The Norwegian cheese brand Jarlsberg began modern production in 1956, based on a recipe from 1830. This distinctively flavored, medium-fat cheese with holes has become a major export success story. Jarlsberg is now exported to Australia, Canada, the EU and the United States, where it has become the number-one brand of specialty cheese.
Arguably, the most prolific producer of word-class Nordic brands is Sweden. Swedish brands include Absolut, Astra (which merged to become AstraZeneca), Brio, Ericsson, H&M, IKEA, Saab, Scania and Volvo. And let’s not forget the renowned band brand ABBA, recently rejuvenated by the hit movie Mama Mia!
One reason there are so many well-known Swedish brands is that Sweden is simply more aggressive than its Nordic brethren, according to Nicholas Ind, author of the book Living the Brand (Third Edition, Kogan Page, 2007). In a 2002 article comparing Norwegian and Swedish brands, Ind says, “…as soon as they have a good business base within Sweden they look to capitalize on the growing power of their brands. In many cases this is surprising, because internationally there have been no historic associations with Swedish vodka or clothing. Rather these brands, often in their own idiosyncratic way, have established markets that no one knew existed.”
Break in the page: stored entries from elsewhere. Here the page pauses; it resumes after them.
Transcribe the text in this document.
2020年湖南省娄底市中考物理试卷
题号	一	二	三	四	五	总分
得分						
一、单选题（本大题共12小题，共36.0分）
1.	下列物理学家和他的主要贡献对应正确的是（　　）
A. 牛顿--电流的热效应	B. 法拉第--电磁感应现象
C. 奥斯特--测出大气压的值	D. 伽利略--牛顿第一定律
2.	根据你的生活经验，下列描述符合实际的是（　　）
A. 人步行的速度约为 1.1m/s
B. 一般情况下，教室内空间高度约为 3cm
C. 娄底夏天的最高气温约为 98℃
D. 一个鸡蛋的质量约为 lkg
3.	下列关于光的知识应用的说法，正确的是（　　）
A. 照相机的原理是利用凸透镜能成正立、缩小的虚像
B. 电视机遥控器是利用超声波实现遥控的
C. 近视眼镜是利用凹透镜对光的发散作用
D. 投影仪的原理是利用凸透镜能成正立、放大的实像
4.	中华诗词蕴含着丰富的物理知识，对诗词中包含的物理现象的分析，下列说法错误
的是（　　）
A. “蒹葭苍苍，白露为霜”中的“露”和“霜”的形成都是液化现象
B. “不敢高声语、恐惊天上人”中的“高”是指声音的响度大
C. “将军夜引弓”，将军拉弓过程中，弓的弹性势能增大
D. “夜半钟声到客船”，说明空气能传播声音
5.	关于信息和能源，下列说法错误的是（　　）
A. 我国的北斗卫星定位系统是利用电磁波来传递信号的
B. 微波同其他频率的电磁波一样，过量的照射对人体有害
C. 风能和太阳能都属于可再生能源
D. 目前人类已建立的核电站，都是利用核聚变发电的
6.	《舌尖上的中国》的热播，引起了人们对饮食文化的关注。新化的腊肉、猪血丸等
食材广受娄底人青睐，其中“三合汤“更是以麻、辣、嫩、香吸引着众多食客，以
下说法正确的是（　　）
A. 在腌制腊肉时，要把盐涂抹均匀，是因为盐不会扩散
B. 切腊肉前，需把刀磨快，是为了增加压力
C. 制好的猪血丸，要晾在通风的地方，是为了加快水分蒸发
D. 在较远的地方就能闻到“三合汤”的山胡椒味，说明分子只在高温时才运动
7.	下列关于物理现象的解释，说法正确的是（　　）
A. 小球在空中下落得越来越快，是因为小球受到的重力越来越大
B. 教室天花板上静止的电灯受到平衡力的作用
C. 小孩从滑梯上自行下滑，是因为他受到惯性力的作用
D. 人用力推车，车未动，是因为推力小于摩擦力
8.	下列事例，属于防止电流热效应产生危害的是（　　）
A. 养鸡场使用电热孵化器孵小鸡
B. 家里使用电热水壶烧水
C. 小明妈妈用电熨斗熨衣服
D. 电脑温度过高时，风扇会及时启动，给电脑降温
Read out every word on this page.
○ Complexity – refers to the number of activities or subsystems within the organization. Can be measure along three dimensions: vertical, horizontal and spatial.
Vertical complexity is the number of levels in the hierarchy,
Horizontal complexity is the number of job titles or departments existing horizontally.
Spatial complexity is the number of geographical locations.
But don’t count out the other Scandinavian countries. “In Finland, we love brands,” says Alexander Stubb, a member of the European Parliament, in a December 2007 interview withBlue Wings magazine. He says Finnish brands, regardless of industry, have three things in common: “They are good products. They have an interesting story to tell. They know how to market their products.” Stubb sees “a bright international future for many Finnish brands” because traditional brands such as Marimekko “are in the middle of a generational shift in their management. The 30- and 40-somethings have been brought up in an open, international market. They have studied and worked abroad before taking over major companies in Finland.”
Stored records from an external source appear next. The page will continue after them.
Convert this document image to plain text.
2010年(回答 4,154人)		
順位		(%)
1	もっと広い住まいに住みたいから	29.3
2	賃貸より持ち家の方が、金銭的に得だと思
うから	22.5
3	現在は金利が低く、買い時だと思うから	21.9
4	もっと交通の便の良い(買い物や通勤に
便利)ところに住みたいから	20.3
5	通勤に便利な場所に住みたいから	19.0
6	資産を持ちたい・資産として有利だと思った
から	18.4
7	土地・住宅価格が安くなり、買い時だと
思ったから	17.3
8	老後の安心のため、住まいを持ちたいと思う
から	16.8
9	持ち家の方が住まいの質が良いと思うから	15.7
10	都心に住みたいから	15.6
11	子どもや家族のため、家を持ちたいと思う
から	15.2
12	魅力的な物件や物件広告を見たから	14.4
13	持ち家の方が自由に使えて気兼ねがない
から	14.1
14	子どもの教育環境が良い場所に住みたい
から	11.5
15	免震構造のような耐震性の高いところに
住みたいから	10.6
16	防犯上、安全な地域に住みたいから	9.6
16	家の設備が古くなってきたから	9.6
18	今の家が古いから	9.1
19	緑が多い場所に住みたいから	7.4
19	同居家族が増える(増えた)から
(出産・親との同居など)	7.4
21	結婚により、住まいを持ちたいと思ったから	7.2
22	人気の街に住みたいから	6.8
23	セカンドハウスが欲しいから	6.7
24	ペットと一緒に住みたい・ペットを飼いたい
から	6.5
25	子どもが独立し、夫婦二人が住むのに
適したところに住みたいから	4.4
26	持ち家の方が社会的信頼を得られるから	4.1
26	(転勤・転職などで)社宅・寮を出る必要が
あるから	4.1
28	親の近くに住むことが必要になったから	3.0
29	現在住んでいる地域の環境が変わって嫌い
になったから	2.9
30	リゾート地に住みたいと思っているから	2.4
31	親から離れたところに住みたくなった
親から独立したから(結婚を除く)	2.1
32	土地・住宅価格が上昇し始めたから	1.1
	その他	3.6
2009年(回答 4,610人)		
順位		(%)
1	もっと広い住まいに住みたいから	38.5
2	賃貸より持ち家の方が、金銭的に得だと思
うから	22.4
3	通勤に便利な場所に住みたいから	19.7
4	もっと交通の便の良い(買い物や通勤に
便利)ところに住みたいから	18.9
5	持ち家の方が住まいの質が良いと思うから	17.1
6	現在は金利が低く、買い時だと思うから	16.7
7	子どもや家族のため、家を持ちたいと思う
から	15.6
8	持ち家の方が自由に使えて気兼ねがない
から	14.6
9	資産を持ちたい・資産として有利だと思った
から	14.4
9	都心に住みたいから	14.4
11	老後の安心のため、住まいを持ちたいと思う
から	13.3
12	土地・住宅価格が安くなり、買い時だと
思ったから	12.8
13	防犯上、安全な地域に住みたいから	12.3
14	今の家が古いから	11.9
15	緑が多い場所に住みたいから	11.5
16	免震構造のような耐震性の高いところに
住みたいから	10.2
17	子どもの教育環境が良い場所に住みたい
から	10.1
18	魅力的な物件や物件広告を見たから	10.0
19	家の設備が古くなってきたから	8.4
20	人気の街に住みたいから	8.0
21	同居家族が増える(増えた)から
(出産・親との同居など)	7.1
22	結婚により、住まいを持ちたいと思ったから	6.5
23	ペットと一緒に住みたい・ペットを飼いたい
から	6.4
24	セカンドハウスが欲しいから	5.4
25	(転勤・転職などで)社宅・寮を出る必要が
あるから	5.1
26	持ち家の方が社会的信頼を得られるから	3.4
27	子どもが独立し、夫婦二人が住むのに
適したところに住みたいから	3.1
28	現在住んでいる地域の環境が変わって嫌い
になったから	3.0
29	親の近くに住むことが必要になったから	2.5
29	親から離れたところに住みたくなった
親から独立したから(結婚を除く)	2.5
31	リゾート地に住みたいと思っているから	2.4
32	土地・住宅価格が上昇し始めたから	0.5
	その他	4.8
Scandinavian brands occasionally compete with one another on the world stage, but it seems as if their common heritage and close geographic proximity keep these countries well-grounded and cooperative. After World War II, for example, the national airlines of Denmark, Norway and Sweden agreed to form a uniquely regional carrier called Scandinavian Airlines, which later became SAS. While SAS was for decades a major international carrier, it has had its share of economic troubles in recent years. Still, it remains the largest airline and travel group in the Nordic countries and owns four airlines.
Scandinavia itself has not been unaffected by the world’s economic ills either. In fact, while the United States has dominated headlines, Iceland had its own version of a banking meltdown recently. The other four Nordic countries came to their brethren’s aid with a US$ 2.5 billion loan, which was added to a US$ 2 billion loan from the International Monetary Fund. Iceland got some much-needed relief. It is apparent that even in the face of a catastrophic crisis, Vikings stick together.